Habían trabado amistad en algún tugurio con olor a melcocha y a pescado rancio y la habían profundizado conforme Flamenco le agarraba el gusto al ron barato. Después, por el camino, Mi General inició a Flamenco en el tequila y el mezcal, pero nunca logró erradicar el gusto del andaluz por su aperitivo. Un aperitivo cuya botella, durante los años de residencia en el altiplano, le costaría buena parte de lo que lograra ganar en un mes. Un aperitivo cuyo nombre sería inevitable en los futuros trajines de Tepetongo.

Durante el trayecto hacia ese pueblo, Flamenco vio, con ojos de azoro desconocido, la lenta transformación del paisaje. De la iracundia vegetal al semidesierto. Vio cómo iban desvaneciéndose los verdes incontables hasta quedar en un monótono color parduzco.
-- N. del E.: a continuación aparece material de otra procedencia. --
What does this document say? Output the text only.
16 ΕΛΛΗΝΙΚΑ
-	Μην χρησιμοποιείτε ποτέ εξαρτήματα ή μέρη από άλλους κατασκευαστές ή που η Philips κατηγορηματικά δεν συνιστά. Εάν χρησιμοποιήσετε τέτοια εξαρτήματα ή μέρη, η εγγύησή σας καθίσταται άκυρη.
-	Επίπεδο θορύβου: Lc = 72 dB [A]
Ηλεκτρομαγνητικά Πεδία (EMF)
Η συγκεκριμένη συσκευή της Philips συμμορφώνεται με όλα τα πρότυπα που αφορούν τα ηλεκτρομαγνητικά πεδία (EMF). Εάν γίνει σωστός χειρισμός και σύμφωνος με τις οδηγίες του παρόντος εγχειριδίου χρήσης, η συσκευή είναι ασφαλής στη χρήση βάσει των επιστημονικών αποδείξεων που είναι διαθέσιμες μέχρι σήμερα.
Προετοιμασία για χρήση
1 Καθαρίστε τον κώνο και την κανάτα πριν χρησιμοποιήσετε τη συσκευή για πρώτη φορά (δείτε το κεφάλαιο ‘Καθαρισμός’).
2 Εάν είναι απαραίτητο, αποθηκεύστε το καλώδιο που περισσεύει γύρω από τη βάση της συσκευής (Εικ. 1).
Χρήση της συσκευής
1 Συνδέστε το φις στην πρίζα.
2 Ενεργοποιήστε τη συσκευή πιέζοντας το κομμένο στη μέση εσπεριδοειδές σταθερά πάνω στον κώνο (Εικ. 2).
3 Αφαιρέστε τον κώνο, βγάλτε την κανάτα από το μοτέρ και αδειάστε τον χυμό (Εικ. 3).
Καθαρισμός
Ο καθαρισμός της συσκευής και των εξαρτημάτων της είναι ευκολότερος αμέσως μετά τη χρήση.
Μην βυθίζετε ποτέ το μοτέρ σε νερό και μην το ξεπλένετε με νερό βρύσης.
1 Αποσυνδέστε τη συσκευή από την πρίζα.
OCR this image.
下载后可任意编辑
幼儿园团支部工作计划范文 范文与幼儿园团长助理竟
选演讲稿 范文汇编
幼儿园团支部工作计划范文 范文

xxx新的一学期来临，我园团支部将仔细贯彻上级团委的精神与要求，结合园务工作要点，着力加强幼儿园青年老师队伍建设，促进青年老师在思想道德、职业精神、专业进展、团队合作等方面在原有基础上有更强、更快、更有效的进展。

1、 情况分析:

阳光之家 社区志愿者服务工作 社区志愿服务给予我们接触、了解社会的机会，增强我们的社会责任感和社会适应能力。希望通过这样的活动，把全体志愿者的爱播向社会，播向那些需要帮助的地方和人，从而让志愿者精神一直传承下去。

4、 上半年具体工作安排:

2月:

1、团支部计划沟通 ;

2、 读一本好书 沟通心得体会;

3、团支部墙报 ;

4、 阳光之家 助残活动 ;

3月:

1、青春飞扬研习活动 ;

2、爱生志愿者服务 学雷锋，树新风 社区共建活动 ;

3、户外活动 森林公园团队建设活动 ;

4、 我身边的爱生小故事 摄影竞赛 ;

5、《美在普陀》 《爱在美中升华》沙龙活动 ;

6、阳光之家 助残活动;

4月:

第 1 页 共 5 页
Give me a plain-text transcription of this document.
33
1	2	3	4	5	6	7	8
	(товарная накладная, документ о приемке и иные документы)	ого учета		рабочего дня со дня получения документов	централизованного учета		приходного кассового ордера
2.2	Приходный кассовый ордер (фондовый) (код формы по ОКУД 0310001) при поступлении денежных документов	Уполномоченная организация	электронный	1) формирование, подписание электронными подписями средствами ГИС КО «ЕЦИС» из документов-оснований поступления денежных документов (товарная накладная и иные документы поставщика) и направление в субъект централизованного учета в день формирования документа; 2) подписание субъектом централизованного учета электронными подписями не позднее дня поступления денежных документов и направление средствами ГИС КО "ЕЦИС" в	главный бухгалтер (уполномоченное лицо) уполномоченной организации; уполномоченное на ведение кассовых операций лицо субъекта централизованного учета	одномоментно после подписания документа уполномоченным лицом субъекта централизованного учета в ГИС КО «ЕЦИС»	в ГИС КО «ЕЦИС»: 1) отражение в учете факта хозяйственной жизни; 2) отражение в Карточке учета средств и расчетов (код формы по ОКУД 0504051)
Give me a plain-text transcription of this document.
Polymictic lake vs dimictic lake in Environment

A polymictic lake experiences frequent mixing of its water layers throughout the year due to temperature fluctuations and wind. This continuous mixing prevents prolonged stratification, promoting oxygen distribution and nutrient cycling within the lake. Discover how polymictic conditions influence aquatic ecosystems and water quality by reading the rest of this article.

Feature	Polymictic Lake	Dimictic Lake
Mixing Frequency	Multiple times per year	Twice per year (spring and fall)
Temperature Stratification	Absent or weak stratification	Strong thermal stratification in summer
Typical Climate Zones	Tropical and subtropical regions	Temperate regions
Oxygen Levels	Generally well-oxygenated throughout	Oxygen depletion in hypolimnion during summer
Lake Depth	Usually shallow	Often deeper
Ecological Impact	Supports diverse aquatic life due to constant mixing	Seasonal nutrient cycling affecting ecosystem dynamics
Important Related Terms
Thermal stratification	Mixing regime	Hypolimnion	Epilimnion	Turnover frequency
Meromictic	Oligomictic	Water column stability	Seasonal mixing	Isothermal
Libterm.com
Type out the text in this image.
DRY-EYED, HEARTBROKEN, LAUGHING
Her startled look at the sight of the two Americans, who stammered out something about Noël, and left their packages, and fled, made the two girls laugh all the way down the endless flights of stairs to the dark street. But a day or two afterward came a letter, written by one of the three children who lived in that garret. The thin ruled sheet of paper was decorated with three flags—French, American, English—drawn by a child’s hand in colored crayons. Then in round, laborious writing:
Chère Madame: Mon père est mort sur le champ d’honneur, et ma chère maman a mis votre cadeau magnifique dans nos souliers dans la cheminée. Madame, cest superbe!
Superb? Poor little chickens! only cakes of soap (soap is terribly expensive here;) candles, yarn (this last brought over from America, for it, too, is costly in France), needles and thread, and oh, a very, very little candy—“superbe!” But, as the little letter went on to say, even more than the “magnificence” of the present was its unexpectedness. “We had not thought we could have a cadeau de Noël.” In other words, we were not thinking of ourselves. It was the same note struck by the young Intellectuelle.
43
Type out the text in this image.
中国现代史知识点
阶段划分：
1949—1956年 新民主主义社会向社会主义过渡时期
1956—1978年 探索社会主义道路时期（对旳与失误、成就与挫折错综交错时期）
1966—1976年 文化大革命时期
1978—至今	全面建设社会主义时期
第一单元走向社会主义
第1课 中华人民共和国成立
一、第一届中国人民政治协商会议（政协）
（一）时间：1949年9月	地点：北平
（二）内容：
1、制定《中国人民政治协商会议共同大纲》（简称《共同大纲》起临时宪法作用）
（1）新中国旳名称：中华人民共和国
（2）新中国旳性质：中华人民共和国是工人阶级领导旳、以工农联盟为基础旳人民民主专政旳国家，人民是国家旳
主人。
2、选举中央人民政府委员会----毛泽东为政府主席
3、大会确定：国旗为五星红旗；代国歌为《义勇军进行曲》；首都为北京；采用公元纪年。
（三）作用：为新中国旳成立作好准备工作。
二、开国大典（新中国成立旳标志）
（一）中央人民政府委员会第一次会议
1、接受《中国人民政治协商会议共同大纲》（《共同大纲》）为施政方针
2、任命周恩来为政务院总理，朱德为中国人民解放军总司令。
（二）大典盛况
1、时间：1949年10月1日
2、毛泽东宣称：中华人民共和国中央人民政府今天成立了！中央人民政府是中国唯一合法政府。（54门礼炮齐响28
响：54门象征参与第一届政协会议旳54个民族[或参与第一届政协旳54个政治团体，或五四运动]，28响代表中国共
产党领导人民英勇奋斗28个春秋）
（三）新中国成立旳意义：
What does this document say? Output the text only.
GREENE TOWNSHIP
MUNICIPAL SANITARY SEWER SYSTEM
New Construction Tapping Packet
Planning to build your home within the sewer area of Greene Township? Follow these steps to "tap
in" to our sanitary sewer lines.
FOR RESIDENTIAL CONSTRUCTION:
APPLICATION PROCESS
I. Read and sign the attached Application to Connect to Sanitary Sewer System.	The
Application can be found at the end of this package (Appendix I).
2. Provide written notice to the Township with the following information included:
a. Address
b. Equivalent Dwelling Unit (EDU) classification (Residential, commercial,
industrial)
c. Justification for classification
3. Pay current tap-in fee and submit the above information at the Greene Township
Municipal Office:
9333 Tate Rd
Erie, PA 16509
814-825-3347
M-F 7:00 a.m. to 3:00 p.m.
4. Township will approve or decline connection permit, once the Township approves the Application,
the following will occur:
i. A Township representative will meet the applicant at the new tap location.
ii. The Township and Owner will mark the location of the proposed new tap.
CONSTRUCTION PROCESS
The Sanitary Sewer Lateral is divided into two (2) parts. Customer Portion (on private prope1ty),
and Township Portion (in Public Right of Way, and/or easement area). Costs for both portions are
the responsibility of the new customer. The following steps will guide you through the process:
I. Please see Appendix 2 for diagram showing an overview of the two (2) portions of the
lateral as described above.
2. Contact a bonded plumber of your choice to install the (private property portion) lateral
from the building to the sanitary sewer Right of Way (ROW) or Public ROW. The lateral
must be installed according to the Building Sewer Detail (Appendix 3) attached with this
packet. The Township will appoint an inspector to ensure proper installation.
Hablaron poco. A veces lo hacían por las noches. Como si durante el día temiesen que al abrir la boca se les metiera el calor. Fueron varios meses los que tuvo Flamenco Labastida para enterarse de algunos pormenores de los parajes en los cuales iba a residir. Antes que por las conversaciones con Mi General Chekelito, lo hizo al percibir el rumbo que tomaban las coloraciones del paisaje. Se enteró, sobre todo, por el cada vez más obstinado silencio de Mi General conforme se acercaban a Tepetongo, opuesto a la locuacidad con que lo conociera en el puerto. Chekelito se asumía según cada lugar que visitaba.